William m’explique qu’il a appris à connaître les différentes personnalités qui l’habitent à travers les récits de ses amis. Chaque identité a conscience de l’existence des autres, même si William reste un peu le chef d’orchestre de l’ensemble. Deux identités peuvent coexister en même temps et certaines tenir des conversations ensemble. William s’est accommodé de cet état « On a l’habitude d’être plusieurs, on n’arrive pas à se dire qu’on pourrait être une seule personne ». Il souffre néanmoins de troubles de mémoire handicapants. « Si on fait une sieste et qu’on se réveille sous une autre personnalité en plein cauchemar, on peut l’intégrer dans nos souvenirs comme éléments de réalité », « On a peur que William disparaisse et ne se réveille que 3 ou 4 jours plus tard en oubliant tout ce qui s’est passé », « Si un conflit éclate quelque part, on oublie la dispute mais on ressent une forte angoisse en retournant dans cet endroit sans savoir pourquoi »… William vit seul dans un studio et a établi des règles strictes pour que le système fonctionne. Par exemple, il n’invite jamais quelqu’un chez lui, car s’il y a un switch d’identité, la personnalité nouvelle pourrait être en difficulté avec un ami qui n’est pas le sien (ce qui serait moins gênant à l’extérieur). Il tient un calendrier où il note tout pour que toutes ses personnalités puissent s’y référer.

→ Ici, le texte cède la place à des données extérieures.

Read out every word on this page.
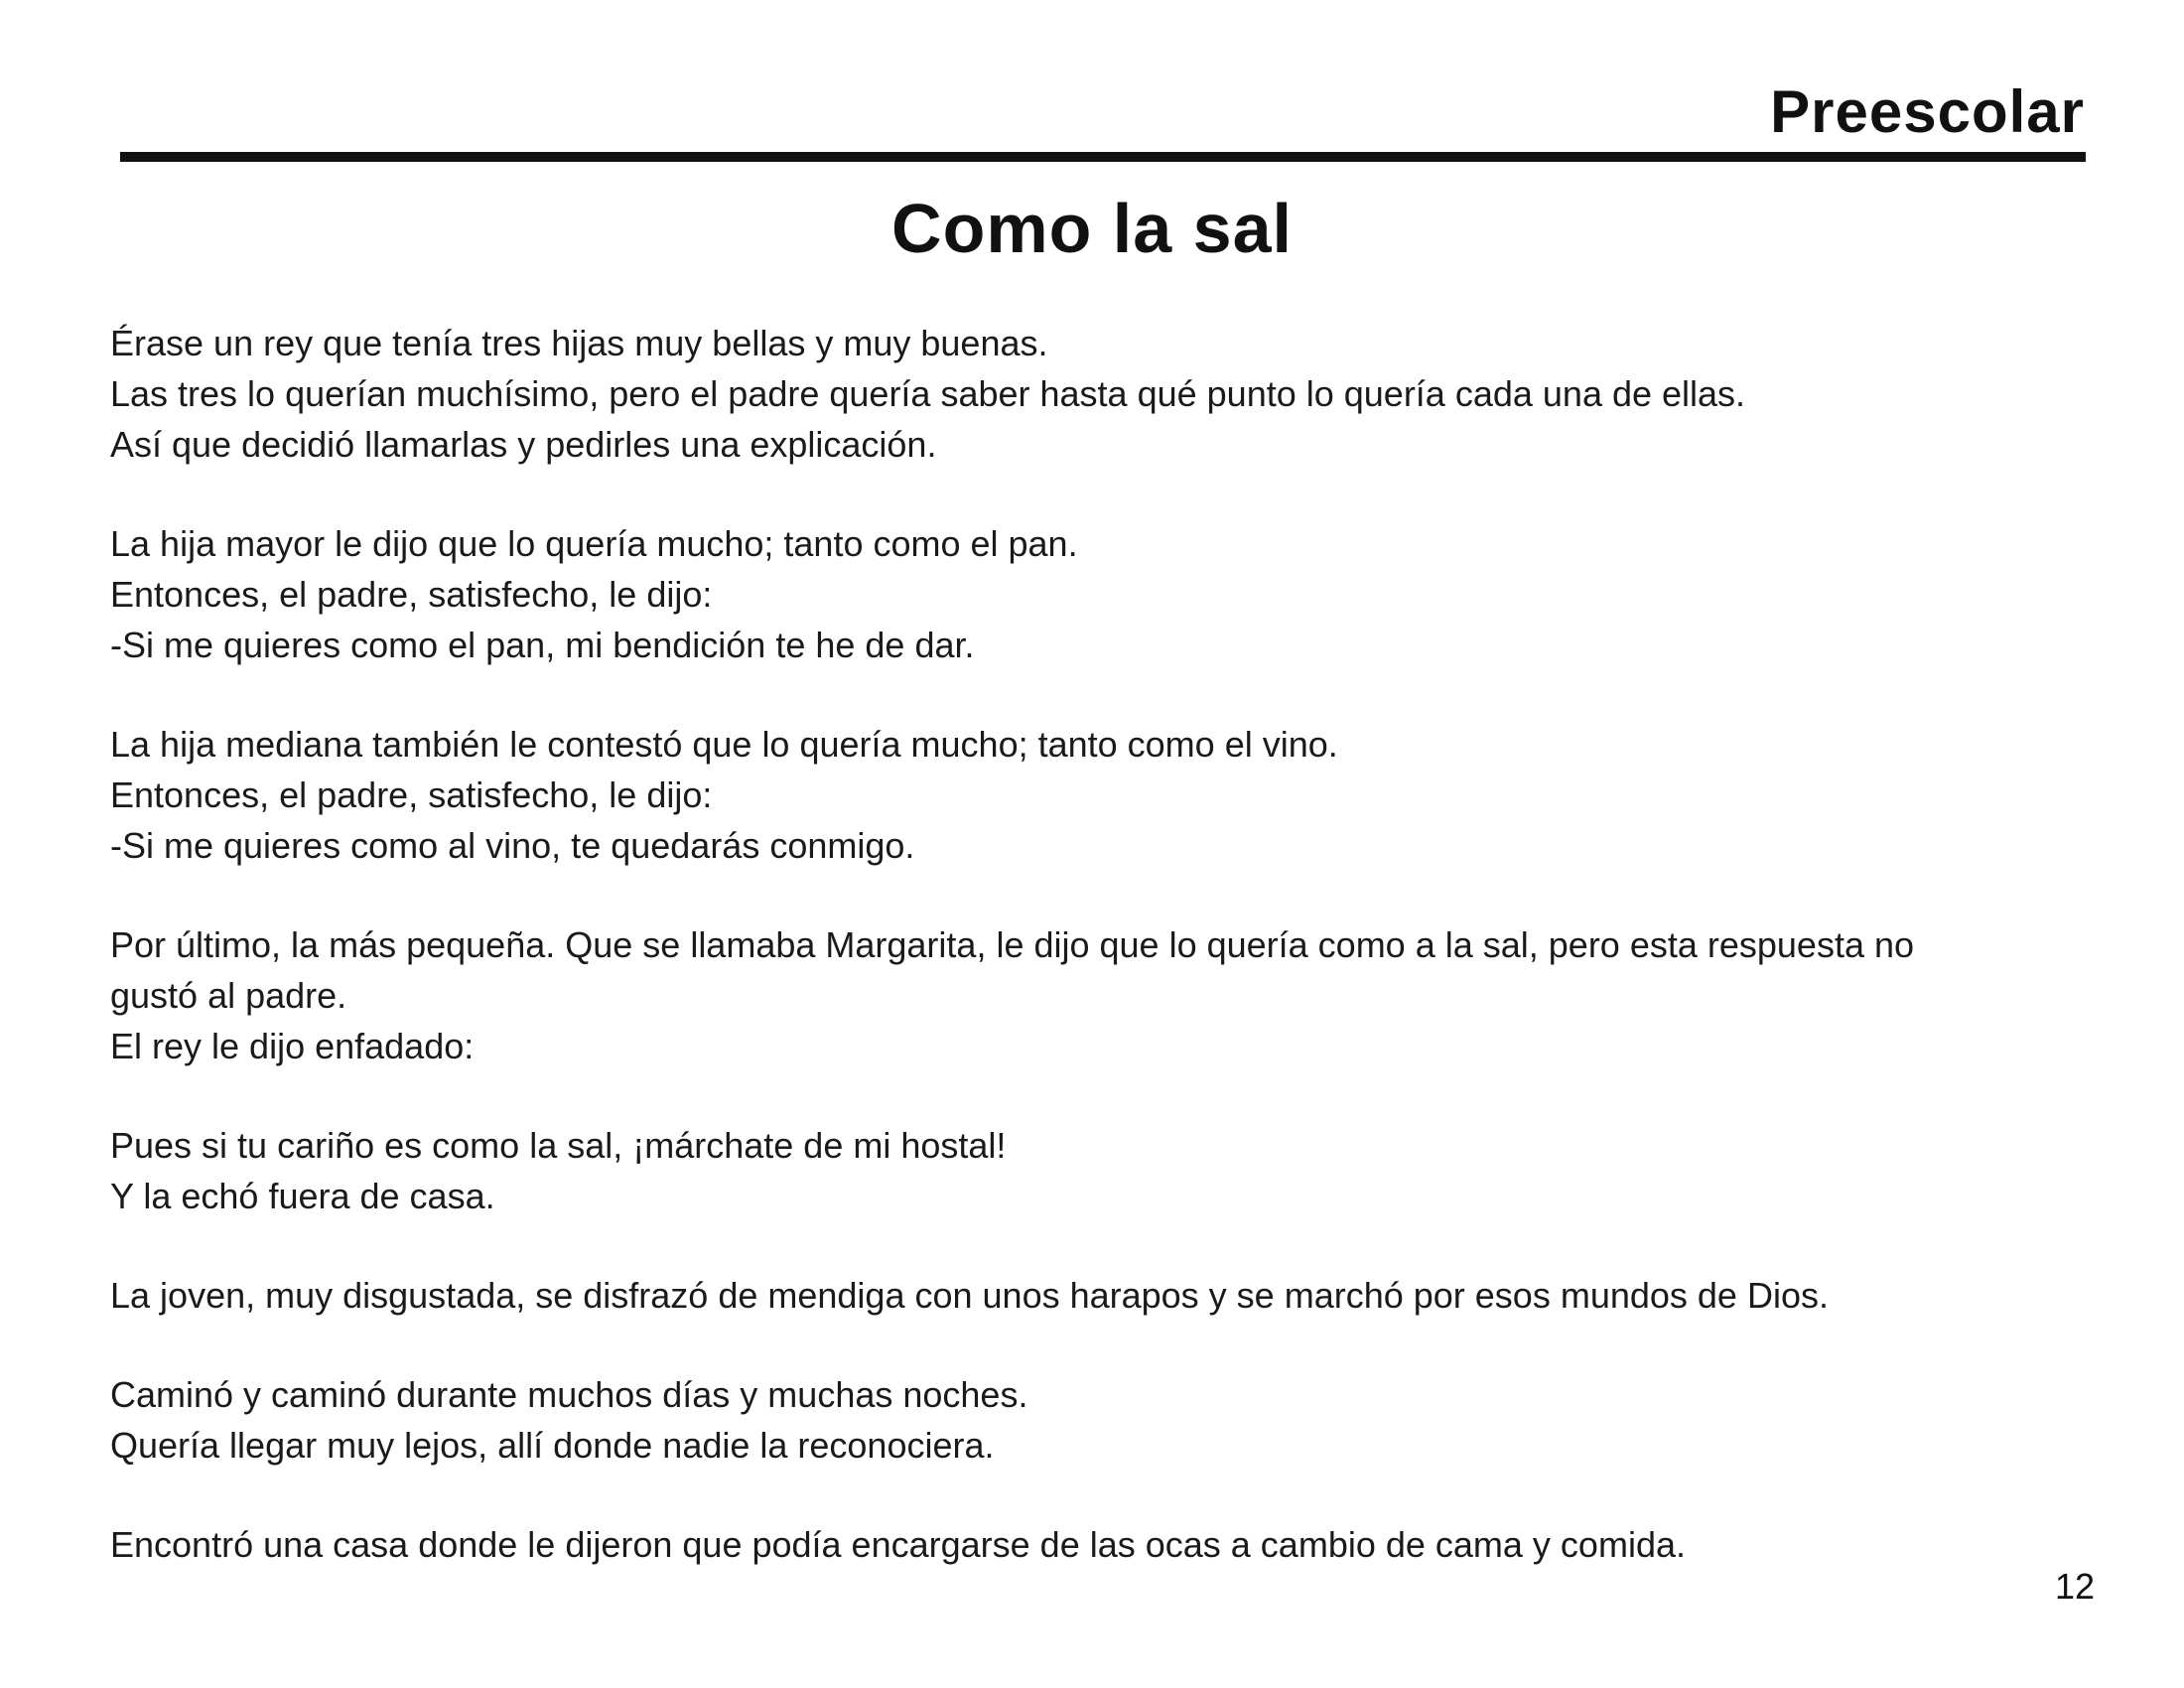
Preescolar
Como la sal

Érase un rey que tenía tres hijas muy bellas y muy buenas.
Las tres lo querían muchísimo, pero el padre quería saber hasta qué punto lo quería cada una de ellas.
Así que decidió llamarlas y pedirles una explicación.

La hija mayor le dijo que lo quería mucho; tanto como el pan.
Entonces, el padre, satisfecho, le dijo:
-Si me quieres como el pan, mi bendición te he de dar.

La hija mediana también le contestó que lo quería mucho; tanto como el vino.
Entonces, el padre, satisfecho, le dijo:
-Si me quieres como al vino, te quedarás conmigo.

Por último, la más pequeña. Que se llamaba Margarita, le dijo que lo quería como a la sal, pero esta respuesta no
gustó al padre.
El rey le dijo enfadado:

Pues si tu cariño es como la sal, ¡márchate de mi hostal!
Y la echó fuera de casa.

La joven, muy disgustada, se disfrazó de mendiga con unos harapos y se marchó por esos mundos de Dios.

Caminó y caminó durante muchos días y muchas noches.
Quería llegar muy lejos, allí donde nadie la reconociera.

Encontró una casa donde le dijeron que podía encargarse de las ocas a cambio de cama y comida.

12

Actuellement, William a du mal à rester seul chez lui. Il m’évoque une rupture amoureuse avec la petite amie de Roy, rupture qui a affecté toutes les autres personnalités. Il se sent triste, a du mal à dormir, ne supporte pas la solitude et s’entoure d’amis en transition qui fréquentent les mêmes associations que lui.

Après quelques passages aux urgences pour des crises d’angoisse, William a donc sollicité ces entretiens infirmiers réguliers. Il a besoin d’évoquer ses difficultés du quotidien. Par exemple, il a peur de croiser à la fac l’ex-petite amie de Roy avec qui ça s’est mal terminé… Ses conflits intérieurs provoquent chez lui une anxiété massive.

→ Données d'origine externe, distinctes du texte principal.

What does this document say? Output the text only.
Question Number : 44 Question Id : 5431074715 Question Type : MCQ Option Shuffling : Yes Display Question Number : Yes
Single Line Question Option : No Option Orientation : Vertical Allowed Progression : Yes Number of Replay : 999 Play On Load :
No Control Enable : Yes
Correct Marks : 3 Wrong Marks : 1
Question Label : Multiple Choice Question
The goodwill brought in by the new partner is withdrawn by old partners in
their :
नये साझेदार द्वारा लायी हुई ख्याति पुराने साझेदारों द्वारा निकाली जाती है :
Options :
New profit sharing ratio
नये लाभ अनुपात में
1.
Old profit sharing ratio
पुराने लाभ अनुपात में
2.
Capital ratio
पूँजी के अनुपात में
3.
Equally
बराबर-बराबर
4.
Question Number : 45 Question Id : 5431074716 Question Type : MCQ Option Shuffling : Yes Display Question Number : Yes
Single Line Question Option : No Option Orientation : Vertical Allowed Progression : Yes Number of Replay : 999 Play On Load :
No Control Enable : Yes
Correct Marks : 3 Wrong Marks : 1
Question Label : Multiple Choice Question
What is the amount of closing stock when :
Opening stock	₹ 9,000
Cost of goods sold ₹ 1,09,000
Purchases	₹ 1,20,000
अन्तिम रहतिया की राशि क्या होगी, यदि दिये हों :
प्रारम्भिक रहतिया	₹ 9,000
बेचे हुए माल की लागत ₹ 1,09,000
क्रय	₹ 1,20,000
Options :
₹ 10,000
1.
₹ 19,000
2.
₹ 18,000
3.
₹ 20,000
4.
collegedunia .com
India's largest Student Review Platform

Après une période de grand stress et de fatigue, William va passer quelques jours de vacances dans sa famille en Bretagne. Il aime retourner chez ses parents, même s’il ne peut pas parler avec eux de sa transition et de ses personnalités multiples. Il se sent en sécurité là-bas. Le fait d’être « un peu coupé du monde » le rassure.

William commence ses injections d’hormones et espère pouvoir montrer aux autres un corps plus masculin et une voix plus grave. Il attend avec impatience d’avoir un rendez-vous chirurgical pour bénéficier d’une mastectomie, qui lui permettra d’ôter définitivement son binder (sous vêtement compressif) qui l’empêche parfois de respirer. « Ce sera une délivrance ! » lâche William avec un grand sourire. 

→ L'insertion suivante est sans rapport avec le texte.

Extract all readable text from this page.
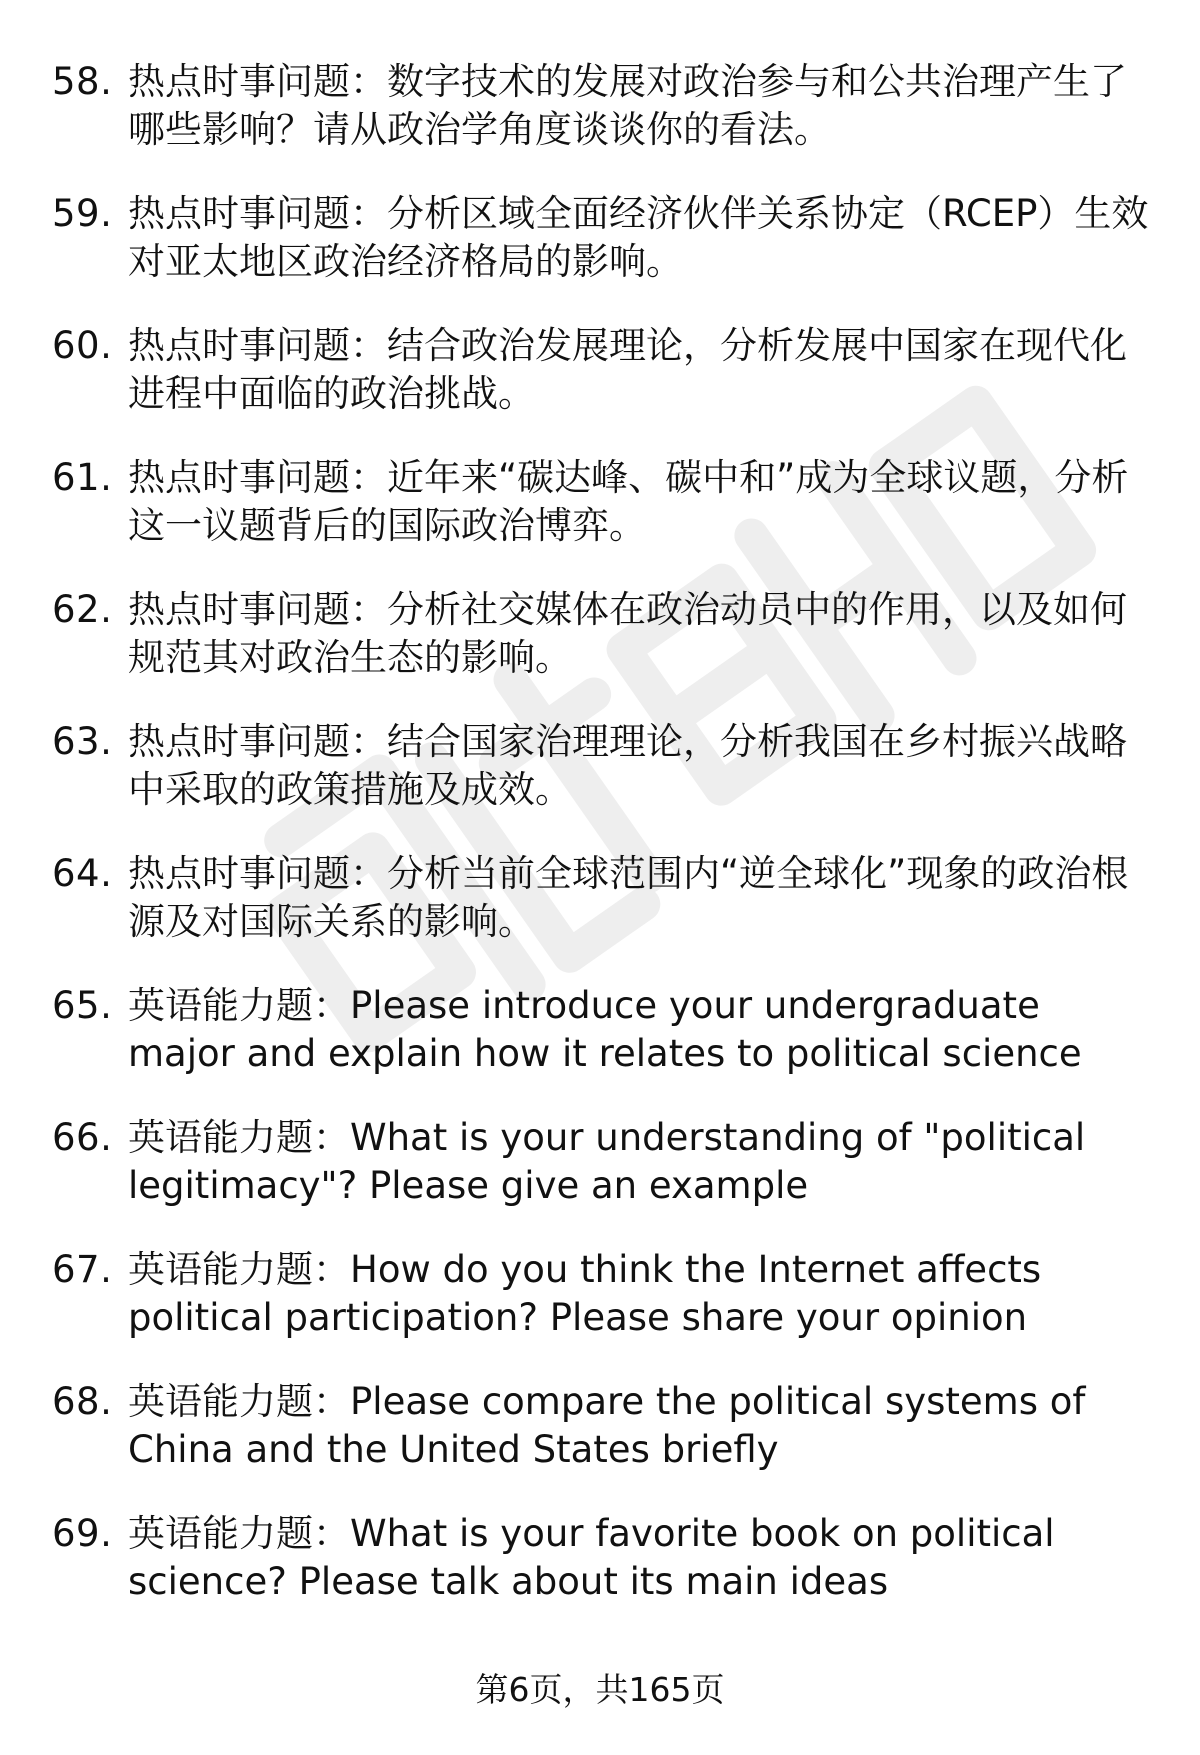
58. 热点时事问题：数字技术的发展对政治参与和公共治理产生了哪些影响？请从政治学角度谈谈你的看法。
59. 热点时事问题：分析区域全面经济伙伴关系协定（RCEP）生效对亚太地区政治经济格局的影响。
60. 热点时事问题：结合政治发展理论，分析发展中国家在现代化进程中面临的政治挑战。
61. 热点时事问题：近年来“碳达峰、碳中和”成为全球议题，分析这一议题背后的国际政治博弈。
62. 热点时事问题：分析社交媒体在政治动员中的作用，以及如何规范其对政治生态的影响。
63. 热点时事问题：结合国家治理理论，分析我国在乡村振兴战略中采取的政策措施及成效。
64. 热点时事问题：分析当前全球范围内“逆全球化”现象的政治根源及对国际关系的影响。
65. 英语能力题：Please introduce your undergraduate major and explain how it relates to political science
66. 英语能力题：What is your understanding of "political legitimacy"? Please give an example
67. 英语能力题：How do you think the Internet affects political participation? Please share your opinion
68. 英语能力题：Please compare the political systems of China and the United States briefly
69. 英语能力题：What is your favorite book on political science? Please talk about its main ideas
第6页，共165页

Cette prise en charge nous questionne beaucoup. Concernant le diagnostic, notons que le psychiatre de l’équipe penche plutôt pour un trouble de la personnalité, avec rationalisation des difficultés sous forme de TDI. Tandis que William est en attente d’un suivi psychologique au CMP, nous avançons à petits pas, avec prudence et bienveillance…

Virginie De Meulder
Infirmière, Consultation Nineteen pour les jeunes adultes, GHU Paris psychiatrie et neurosciences.

1– D’après l’Association commune trans et homo pour l’égalité (Acthe), « la transition est un ensemble de démarches qu’il est possible de faire pour modifier soit son genre social, soit son apparence physique, soit son état civil, ou bien une combinaison de ces éléments, voire tous ces éléments ».
2– Autrefois appelé « trouble de la personnalité multiple », le TDI est défini dans le DSM-5 par la présence d’au moins deux états de personnalités distincts et d’importants trous de mémoire au quotidien, provoquant une détresse significative altérant le fonctionnement social.